ONCE AGAIN the republic is gearing up for the Super Bowl, that hugely overblown sports event which this year features the politically incorrect Redskins against the oddly informal Bills.
The sharpies in Las Vegas have installed the Redskins as early six-point favorites, mainly because it is inconceivable that a team from Buffalo would actually win a championship in anything except the AC Delco Games, wherein squads of strapping young men in heavy parkas vie to be the first to jump-start a dead car battery in a frozen parking lot.
(At this year's Delco Games, the upstate New York contingent was pitted against a team from Green Bay, Wisc., narrowly losing in the finals when Green Bay supporters placed a steaming plate of Buffalo wings and bleu cheese dressing next to an old Pontiac.
(The sight of their favorite food caused the ravenous Buffalo players to throw down their jumper cables and mittens and dig in, costing them precious seconds in the all-important "Recognizing Positive/Negative Terminals" category.)
By and large, Super Bowls tend to be dull, low-scoring affairs. This year's game could be even duller than usual as there exists the distinct possibility that neither team will show up, due to an understandable dread of visiting Minneapolis in the dead of winter.
If the teams do agree to fly to Minnesota, a convoy of snow plows will escort them from their respective hotels to the Metrodome on game day, where the thermometer will register a cozy 72 degrees, approximately 90 degrees warmer than the outside temperature.
Halftime entertainment, always spectacular, is rumored to have a "Global Village" theme this year. The bulk of it will be provided by the tiny principality of Monaco, whose entire population is scheduled to march onto the field for a dazzling flashcard display, one half of the marchers spelling out the words "Tax Free Status!" and the other "We Love It!"
This will be followed by a rollicking duet from rap superstar Hammer and country superstar Garth Brooks ("Yo! Your Cheatin' Heart") while dozens of Buddhist monks engage in self-immolation ceremonies at the 50-yard line.
Once firetrucks have raced on the field and extinguished the blazes, 10,000 doves will be released into the skies, symbolic of the 10,000 sovereign states that will comprise the old Soviet Union following the installation of the free market system, massive bread riots, ethnic in-fighting, regional nuclear blackmail, religious bickering, several coups d'etat and the inevitable Marxist backlash.
Veteran halftime watchers insist the extravaganza will dwarf anything ever staged by "Up With People," the sickeningly clear-eyed troupe of robotic young singers and dancers, as well as the famous Disney production "Mickey, Donald and Friends Re-live the History of the World" that graced Super Bowl XIV.

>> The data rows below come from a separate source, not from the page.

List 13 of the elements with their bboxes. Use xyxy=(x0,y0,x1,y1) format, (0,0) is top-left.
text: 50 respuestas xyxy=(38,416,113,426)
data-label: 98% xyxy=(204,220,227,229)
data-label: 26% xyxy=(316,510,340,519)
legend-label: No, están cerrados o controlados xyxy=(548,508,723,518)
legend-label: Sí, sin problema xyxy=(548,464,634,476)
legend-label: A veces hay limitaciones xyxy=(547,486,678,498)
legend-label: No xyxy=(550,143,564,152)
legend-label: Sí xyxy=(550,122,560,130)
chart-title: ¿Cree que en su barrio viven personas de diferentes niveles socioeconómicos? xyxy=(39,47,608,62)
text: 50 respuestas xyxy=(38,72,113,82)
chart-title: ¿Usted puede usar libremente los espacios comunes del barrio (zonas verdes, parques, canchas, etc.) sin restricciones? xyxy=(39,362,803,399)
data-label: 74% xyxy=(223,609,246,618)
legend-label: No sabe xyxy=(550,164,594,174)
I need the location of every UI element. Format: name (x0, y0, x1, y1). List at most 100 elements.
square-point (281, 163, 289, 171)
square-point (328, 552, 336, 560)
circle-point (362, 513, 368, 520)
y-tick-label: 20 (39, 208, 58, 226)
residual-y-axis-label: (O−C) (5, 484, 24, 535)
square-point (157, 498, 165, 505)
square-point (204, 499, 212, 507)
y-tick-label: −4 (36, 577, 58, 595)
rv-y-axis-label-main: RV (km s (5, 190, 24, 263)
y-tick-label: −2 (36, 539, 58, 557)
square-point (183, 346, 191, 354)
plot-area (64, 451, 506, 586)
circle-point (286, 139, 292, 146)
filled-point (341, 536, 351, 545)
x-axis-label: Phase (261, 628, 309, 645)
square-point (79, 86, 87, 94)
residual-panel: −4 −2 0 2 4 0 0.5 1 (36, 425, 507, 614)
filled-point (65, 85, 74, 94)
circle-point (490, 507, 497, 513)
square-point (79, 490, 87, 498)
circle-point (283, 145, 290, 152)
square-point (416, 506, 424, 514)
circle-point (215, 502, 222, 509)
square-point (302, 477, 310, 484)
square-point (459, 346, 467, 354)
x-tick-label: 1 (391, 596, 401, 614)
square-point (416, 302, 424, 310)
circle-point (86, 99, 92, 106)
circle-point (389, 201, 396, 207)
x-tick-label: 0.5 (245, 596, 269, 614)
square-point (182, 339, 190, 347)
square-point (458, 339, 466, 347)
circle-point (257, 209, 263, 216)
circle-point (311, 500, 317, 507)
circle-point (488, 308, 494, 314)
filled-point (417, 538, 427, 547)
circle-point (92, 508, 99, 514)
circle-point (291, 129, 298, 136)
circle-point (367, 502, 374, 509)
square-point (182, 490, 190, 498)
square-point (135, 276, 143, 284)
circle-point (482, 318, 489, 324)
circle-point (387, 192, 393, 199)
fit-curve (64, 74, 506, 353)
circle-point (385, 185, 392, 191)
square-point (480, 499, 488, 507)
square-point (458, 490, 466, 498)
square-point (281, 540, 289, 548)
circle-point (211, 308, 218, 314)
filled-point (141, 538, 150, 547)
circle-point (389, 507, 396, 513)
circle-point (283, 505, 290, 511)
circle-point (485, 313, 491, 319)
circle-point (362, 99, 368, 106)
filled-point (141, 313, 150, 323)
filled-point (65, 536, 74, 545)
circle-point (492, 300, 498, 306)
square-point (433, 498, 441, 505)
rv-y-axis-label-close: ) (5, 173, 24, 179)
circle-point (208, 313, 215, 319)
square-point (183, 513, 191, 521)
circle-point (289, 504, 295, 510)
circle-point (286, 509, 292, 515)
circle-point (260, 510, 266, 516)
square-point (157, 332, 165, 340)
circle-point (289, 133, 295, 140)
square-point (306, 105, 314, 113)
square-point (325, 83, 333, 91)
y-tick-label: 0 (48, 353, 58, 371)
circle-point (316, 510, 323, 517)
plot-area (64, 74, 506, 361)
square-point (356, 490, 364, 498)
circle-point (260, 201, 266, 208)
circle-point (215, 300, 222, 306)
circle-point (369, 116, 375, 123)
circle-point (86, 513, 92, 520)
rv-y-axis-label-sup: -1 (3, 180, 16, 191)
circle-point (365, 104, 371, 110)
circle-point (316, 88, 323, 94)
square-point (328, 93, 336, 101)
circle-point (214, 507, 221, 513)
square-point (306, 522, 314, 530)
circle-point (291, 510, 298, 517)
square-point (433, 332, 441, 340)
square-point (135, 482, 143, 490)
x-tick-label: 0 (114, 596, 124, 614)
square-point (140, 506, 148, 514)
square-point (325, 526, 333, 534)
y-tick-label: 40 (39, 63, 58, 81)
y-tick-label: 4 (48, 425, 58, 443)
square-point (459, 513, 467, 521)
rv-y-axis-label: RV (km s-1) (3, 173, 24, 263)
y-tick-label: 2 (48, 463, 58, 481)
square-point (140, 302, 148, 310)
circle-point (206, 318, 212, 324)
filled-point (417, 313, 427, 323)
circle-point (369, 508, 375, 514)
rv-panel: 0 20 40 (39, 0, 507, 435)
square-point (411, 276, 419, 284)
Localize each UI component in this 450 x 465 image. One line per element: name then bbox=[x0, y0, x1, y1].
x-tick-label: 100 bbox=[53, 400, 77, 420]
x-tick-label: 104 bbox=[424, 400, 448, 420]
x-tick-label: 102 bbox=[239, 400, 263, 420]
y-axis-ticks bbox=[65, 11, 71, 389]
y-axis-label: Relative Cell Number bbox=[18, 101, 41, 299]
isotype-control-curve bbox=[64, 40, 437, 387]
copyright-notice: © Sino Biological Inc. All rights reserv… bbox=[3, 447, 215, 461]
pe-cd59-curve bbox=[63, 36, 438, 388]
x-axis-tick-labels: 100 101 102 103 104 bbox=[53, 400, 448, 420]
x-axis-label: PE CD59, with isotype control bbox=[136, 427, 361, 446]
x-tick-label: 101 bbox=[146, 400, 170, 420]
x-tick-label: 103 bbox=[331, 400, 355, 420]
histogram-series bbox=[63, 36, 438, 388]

CBS will carry all the action, with kick-off set for a little after 6 p.m. and pre-game festivities beginning a tasteful 12 hours earlier. Here's the schedule:
6:30 a.m. -- "Hey, Wake Up! It's Super Bowl Sunday!" Inane commentary.
7:00 -- Super Jazzercise! Walter Payton and Joni Melendez.
8:00 -- Super Bowl Breakfast with Chef Tell! Crack that first Budweiser and help yourself to a heaping bowl of jambalaya.
9:00 -- Monsignor Timothy Molloy (the Pigskin Padre) conducts Super Bowl mass!
10:00 -- "Go Tell It On the Mountain!" NFL fight songs are sung by the Ebenezer Baptist Church choir of Del Rio, Texas.
11:00 -- "Boris Yeltsin Looks At the Big Game!"
Noon -- "Lunch with the Seattle Seahawks!" The 'Hawks descend en masse on a Sizzlers steak house.
12:30 p.m. -- "Great Moments in Dallas Cowboy Cheerleader History!"
1:30 -- "Nelson Mandela and Helmut Kohl Look at the Big Game!"
2:30 -- "Look, It's the Goodyear Blimp!" Capt Vern Stevens narrowly avoids a 400-foot radio transmission tower.
3:30 -- "Still Killing Time!" Six shabbily dressed sportswriters sit around a coffee table and discuss the Big Game.
4:30 -- "Not Quite Kick-Off!" Six overweight NFL head coaches sit around a coffee table and analyze the Big Game.
5:30 -- "Almost Kick-Off!" Pat Summerall and John Madden glance impatiently at their watches.
6:15 -- "Kick-Off!" One billion Chinese retire for the evening.